Salir de la oficina de Valentine fue como lanzarme de un acantilado. Afuera, el aire parecía más pesado, como si todo el edificio llevara impregnado el perfume que ella usaba. Ese aroma dulce, con un toque amargo, que siempre me recordaba a las mariposas que revoloteaban en su cuello cada vez que reía.
Pero Valentine ya no ríe conmigo.
Hace ocho años que no lo hace.
Camino por el pasillo con pasos largos, intentando parecer seguro, aunque por dentro siento que cada latido me quema. Nadie lo notaría. Nadie sospecharía que Mattheo Blackwood —el empresario frío, el hombre que nunca pierde— acaba de tambalearse frente a una sola mujer.
La única.
Me detengo en el ascensor, presiono el botón con más fuerza de la necesaria. El reflejo del acero me devuelve una versión de mí mismo que apenas reconozco: mandíbula tensa, ojos azules cargados de un odio que en realidad nunca aprendió a ser odio del todo.
Porque la verdad, aunque nunca lo confesaré, es que Valentine me sigue doliendo.
Como Saturno girando eternamente en su órbita, yo sigo girando alrededor de ella, aunque lo niegue.
El ascensor desciende. El silencio es insoportable, así que cierro los ojos. Y en mi mente, inevitablemente, vuelve la escena que me destroza: aquella tarde de hace ocho años, cuando la perdí. Sus lágrimas, sus manos temblando, su voz quebrada. Ella, dándome la espalda como si yo no fuera más que una mentira.
Y tal vez lo fui.
Pero no todo era mentira. Nunca fueron mentira las noches en que su cabello se enredaba en mis dedos, ni las veces que se quedaba dormida en mi pecho, susurrando que me amaba. Eso… eso fue real.
Cuando las puertas del ascensor se abren, salgo directo al estacionamiento. Mi chofer me espera, pero levanto la mano para detenerlo. Hoy quiero manejar. Necesito sentir el rugido del motor para ahogar este torbellino dentro de mí.
El auto arranca y la ciudad pasa como luces fugaces. Las mismas luces que me recuerdan la gala de mañana. Gala en la que tendré que verla otra vez, rodeada de hombres que creen tener una oportunidad con ella.

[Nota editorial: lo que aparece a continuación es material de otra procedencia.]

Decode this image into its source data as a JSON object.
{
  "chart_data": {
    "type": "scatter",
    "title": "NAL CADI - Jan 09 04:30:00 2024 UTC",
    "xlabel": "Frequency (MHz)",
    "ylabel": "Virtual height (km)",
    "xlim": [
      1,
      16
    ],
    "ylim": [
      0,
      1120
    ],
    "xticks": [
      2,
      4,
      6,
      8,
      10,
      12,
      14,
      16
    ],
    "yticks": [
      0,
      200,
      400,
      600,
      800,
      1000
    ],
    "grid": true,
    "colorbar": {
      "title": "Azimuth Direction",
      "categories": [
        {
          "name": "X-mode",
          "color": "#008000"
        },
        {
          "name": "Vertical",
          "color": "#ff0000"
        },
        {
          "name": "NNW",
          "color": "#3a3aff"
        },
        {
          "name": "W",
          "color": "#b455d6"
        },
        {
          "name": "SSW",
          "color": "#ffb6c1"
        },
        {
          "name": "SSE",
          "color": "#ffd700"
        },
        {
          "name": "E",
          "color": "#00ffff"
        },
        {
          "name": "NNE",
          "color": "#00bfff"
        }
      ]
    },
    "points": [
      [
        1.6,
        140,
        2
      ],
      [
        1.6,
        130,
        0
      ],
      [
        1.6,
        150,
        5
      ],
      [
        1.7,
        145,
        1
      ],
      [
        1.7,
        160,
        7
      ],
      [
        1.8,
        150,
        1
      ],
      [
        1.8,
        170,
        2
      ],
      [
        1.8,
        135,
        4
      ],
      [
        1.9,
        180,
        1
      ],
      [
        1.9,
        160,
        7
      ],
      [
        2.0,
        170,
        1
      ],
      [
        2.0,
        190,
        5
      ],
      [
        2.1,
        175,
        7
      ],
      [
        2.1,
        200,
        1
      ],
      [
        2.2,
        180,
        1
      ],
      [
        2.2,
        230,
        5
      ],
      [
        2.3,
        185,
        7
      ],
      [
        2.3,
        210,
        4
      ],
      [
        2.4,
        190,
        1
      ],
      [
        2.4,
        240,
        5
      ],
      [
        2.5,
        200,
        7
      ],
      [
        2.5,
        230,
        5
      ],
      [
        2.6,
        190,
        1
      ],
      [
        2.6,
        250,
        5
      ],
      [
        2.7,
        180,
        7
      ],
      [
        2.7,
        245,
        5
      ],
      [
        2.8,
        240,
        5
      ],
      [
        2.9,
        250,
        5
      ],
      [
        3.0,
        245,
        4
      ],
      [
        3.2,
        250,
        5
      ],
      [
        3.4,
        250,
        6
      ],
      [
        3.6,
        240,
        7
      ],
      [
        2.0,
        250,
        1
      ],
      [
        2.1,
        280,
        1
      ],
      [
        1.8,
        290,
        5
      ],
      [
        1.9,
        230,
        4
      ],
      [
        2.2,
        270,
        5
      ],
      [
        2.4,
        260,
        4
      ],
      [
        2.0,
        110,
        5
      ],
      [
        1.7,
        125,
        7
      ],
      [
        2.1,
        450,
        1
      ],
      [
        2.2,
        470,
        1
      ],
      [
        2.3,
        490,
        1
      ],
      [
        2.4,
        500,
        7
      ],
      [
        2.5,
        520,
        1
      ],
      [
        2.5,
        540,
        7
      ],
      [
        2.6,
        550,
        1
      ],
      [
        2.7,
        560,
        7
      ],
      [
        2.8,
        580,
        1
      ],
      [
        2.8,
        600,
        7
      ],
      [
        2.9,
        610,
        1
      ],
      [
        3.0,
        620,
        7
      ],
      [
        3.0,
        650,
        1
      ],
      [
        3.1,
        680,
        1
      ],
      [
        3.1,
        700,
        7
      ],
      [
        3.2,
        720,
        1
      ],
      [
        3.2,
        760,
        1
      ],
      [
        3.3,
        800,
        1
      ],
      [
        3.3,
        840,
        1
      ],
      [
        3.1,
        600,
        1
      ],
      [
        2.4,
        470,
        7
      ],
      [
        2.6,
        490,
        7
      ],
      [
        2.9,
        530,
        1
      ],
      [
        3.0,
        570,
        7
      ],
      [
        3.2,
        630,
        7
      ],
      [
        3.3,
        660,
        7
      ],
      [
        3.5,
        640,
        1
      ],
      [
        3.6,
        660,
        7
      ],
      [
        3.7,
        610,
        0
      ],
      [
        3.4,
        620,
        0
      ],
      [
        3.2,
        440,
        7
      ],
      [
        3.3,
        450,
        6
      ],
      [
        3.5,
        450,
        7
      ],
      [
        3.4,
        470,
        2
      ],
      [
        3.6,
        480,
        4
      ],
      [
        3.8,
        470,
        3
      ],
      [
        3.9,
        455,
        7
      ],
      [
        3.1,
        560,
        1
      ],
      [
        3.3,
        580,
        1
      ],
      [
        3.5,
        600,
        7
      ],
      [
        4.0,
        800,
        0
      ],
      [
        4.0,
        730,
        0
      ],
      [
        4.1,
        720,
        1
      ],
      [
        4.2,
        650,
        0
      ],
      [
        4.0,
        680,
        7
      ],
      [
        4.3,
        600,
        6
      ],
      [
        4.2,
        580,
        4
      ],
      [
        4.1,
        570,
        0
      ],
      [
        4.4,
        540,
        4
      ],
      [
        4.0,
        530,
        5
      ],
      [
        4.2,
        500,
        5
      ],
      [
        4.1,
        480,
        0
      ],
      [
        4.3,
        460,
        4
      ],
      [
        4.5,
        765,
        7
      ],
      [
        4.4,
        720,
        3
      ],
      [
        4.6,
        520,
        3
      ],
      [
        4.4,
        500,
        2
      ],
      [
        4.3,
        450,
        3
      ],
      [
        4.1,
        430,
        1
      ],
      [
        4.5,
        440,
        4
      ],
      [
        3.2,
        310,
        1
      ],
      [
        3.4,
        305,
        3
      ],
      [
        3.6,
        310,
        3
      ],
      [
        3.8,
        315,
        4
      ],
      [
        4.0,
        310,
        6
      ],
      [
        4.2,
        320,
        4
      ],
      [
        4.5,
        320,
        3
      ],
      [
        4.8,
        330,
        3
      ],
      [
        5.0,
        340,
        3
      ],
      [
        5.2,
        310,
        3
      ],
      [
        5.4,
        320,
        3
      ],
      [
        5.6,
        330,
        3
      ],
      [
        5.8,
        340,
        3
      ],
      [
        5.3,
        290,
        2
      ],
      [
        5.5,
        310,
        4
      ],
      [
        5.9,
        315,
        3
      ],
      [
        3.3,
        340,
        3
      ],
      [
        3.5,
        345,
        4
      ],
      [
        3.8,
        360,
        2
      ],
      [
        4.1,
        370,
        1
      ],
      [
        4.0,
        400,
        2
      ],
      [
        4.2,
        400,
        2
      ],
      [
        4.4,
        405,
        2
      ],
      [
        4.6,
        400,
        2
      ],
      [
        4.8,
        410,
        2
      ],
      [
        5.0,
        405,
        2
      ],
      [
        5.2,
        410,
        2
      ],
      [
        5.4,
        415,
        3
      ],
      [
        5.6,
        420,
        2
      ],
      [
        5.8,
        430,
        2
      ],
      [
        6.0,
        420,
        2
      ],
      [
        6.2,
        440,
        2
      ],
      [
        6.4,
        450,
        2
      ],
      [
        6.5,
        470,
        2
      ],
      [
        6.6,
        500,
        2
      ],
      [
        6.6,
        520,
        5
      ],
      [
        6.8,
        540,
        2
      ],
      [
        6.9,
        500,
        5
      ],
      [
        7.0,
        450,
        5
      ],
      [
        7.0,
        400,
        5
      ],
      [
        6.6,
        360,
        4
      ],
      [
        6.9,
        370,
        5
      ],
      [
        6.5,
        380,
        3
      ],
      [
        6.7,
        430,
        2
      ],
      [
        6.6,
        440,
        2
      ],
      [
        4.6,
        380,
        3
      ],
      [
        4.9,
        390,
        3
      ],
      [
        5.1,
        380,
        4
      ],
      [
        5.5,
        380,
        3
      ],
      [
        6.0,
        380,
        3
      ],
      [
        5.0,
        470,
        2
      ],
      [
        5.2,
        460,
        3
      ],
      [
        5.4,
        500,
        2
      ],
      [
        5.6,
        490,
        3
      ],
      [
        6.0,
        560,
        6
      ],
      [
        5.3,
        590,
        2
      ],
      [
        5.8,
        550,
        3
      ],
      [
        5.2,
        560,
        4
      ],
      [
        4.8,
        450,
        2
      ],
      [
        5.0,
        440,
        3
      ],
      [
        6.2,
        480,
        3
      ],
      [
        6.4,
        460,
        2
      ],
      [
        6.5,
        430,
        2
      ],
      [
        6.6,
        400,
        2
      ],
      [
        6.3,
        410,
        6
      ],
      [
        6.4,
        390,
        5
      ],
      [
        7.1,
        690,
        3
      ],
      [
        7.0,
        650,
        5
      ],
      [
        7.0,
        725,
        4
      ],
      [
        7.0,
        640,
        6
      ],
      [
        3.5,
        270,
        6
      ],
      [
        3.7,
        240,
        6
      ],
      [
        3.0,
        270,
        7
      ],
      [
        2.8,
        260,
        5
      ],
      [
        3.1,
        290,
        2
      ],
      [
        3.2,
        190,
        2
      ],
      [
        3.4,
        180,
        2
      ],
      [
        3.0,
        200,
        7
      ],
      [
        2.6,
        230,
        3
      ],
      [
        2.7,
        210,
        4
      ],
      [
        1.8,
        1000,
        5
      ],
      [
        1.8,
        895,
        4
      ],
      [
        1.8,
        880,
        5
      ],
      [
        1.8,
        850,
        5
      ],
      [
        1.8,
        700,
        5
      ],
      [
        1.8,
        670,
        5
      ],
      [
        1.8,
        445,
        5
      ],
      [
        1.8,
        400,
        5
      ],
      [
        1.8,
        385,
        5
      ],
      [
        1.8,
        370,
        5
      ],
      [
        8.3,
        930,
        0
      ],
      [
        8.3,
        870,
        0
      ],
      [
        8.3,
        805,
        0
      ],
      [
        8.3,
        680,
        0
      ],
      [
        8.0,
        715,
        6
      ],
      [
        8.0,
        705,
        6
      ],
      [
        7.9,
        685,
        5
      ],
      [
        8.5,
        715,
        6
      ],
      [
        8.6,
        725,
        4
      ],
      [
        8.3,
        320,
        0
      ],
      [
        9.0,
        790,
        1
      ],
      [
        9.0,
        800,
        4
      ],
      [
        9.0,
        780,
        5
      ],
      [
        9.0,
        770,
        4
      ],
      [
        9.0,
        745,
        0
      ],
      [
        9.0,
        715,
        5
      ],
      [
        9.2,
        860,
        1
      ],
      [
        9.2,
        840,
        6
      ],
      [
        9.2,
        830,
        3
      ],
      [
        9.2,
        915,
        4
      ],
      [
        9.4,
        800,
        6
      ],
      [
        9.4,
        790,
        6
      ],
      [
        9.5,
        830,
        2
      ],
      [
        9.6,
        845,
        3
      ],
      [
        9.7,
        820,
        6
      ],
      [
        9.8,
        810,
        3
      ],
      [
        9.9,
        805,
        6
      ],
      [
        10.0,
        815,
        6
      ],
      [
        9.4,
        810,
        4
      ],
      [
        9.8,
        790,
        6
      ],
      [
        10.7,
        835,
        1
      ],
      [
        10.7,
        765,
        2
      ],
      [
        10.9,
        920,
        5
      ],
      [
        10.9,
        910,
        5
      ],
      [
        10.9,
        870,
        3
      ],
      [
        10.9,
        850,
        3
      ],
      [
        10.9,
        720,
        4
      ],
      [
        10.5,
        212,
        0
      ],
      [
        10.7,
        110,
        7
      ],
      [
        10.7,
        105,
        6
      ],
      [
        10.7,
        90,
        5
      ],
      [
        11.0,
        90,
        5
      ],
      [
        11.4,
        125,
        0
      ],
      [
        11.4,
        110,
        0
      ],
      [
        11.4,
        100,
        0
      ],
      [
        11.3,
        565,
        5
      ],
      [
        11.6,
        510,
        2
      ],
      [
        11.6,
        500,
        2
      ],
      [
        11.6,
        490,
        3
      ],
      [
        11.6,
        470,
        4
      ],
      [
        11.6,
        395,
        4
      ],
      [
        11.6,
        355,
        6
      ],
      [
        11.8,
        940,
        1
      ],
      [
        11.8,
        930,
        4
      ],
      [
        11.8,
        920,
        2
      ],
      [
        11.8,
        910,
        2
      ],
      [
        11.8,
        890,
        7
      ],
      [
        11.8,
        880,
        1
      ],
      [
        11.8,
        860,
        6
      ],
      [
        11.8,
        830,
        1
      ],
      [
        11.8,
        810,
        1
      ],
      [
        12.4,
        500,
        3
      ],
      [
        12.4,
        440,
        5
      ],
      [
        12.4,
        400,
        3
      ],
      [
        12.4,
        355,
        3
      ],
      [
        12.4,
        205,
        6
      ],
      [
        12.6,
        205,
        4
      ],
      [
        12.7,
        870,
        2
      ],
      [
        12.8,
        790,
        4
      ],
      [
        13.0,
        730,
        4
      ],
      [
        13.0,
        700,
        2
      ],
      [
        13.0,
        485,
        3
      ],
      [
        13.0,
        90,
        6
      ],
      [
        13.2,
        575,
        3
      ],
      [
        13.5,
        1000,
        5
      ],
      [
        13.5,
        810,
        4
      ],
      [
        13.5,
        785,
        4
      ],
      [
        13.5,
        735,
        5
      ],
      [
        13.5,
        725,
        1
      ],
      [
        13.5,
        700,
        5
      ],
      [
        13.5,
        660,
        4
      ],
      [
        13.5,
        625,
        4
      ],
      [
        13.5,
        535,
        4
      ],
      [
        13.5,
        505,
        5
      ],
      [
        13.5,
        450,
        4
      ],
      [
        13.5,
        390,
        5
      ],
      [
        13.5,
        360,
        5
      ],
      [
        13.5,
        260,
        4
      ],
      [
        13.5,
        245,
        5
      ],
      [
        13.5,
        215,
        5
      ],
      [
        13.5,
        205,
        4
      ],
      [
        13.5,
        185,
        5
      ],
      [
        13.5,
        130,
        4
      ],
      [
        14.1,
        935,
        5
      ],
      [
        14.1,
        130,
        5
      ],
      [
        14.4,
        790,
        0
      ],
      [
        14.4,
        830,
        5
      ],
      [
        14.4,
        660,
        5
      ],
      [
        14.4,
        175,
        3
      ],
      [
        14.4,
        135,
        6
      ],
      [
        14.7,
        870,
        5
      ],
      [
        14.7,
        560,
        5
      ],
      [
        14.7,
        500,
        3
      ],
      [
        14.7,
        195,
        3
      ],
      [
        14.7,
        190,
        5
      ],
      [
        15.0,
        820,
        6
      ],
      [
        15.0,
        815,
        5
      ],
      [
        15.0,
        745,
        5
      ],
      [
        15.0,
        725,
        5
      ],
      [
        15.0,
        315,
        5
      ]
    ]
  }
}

Y sólo imaginarlo me enferma.
Aprieto el volante. Mis nudillos se ponen blancos. Nadie la conoce como yo. Nadie sabe lo que es bailar con la tormenta que es Valentine Forx, ni lo que es caer en su gravedad como si fuera un planeta, como si fuera Saturno mismo arrastrándome a sus anillos.
Ella cree que me venció. Cree que la guerra terminó cuando Oasis Inn me destronó.
Pero no entiende que yo nunca supe perder.
Y mucho menos… perderla a ella.
Respiro hondo, bajo la velocidad y estaciono frente a mi departamento. La noche me recibe con un silencio inquietante. Saco una copa de whisky, pero ni el alcohol consigue acallar los fantasmas.
Cierro los ojos otra vez, y ahí está: Valentine, con su vestido oscuro, sus labios rojos, sus ojos cafés que siempre parecían dos universos enteros. En mi mente la veo reír con otro hombre en la gala de mañana. Y el veneno de los celos me quema las venas.
Lo peor de todo es que sé que no debería importarme.
Pero me importa.
Me importa tanto que duele.
Dejo la copa a un lado, me apoyo contra el ventanal y miro la ciudad desde lo alto. Miles de luces parpadean como estrellas, y pienso que en alguna de esas ventanas, Valentine también podría estar despierta. Quizás recordando. Quizás odiándome.
Las mariposas siempre la siguieron a ella.
Pero a mí me dejaron las sombras.
Y entre mariposas y sombras… todavía existe un punto donde nos encontramos.
Aunque ella no quiera admitirlo.
Aunque yo no lo deba admitir.
Mañana será la gala.
Mañana volveré a poner un pie en su órbita.
Y cuando eso pase… nadie, ni siquiera Valentine, podrá escapar de esta gravedad.